In 2014 the affiliated company HTS Industriebau was established, specializing in steel framed structures.

==Activity==
In 2009, the company designed the 3-story temporary Pit Lane Pavilion building for the CLIPSAL 500 event held in South Australia. The structure had the following features: the ground level consisted of 36 Pit Lane garages, the ground floor accommodated various operational and medical offices, and the first and second floors incorporated numerous different sized hospitality suits, TV and radio broadcasting suites, race control, media centre and others.

Later in 2009 the company launched HTS Industrial, a specialist division providing the hire and sale of industrial temporary buildings and warehouses direct to end user customers. The division now has sales and distribution warehouses in Europe, Australia and the United States.

In 2010 a new carbon/alloy hybrid frame structure system ‘Carbon-Hybrid’ was officially launched and patented, significantly reducing the volume and weight of structures with the help of carbon inserts. In the same year HTS Avantgarde external glass and solid walling system was patented.

In 2012 an order with the Russian Federation Defence Ministry established a new Military division specialising in the design, manufacture and supply of turnkey field camps and individual military tents and shelters.

In 2013 the company won a tender costing 27.6 million US dollars for the construction of a new international airport terminal building in Nairobi (Kenya), after a fire destroyed the original building. The new terminal enabled the airport to increase the airport's capacity to 7.5 million people per year.

In 2015 the company carried out a project on the construction of several refugee camps in Germany, and in 2016 during the Tent Expo’16 exhibition a contract was made with Italy for the refugee field camp solutions.

In July 2016, the company acquired a project for a structure that would be used at Chornomorets Stadium in Odessa for the 2017 Eurovision Song Contest.

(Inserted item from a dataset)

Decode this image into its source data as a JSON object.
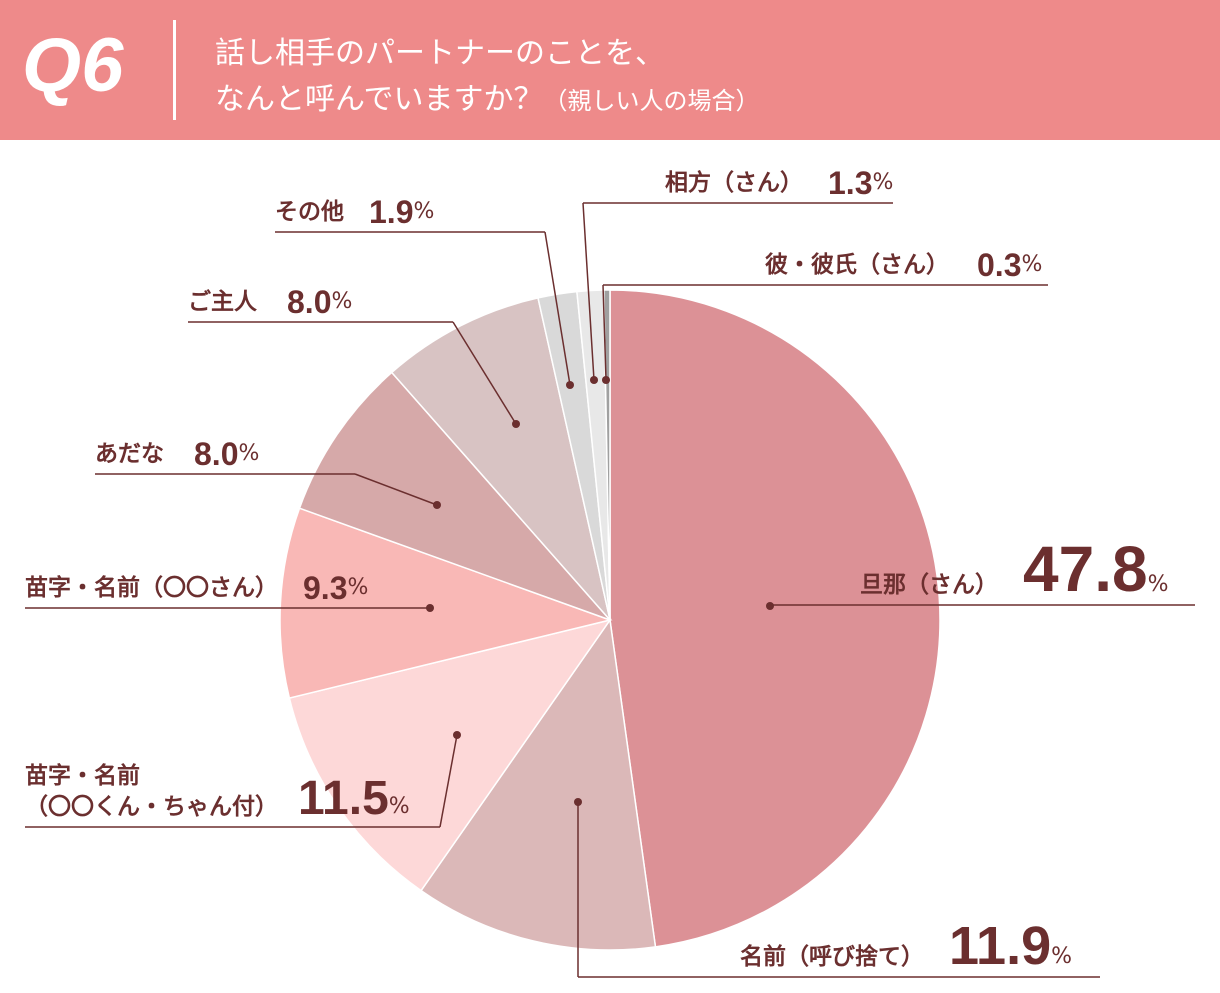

However, on 9 September it was announced that the Eurovision Song Contest would be held in Kyiv in the International Exhibition Centre.

The company also designed, manufactured and installed the exhibition buildings for Sokolniki Park. In 2008 a semi-permanent two-storey structure was built with a total area of 3,650 m^{2}.

The company regularly supplies hospitality structures to accommodate spectators during race events for Audi, Porsche, BMW, Hankook and other car manufacturers.

As reported by HTS TENTIQ, the company's turnover in 2012 amounted to 120 million euros.

The company has won IFAI and IFEA awards.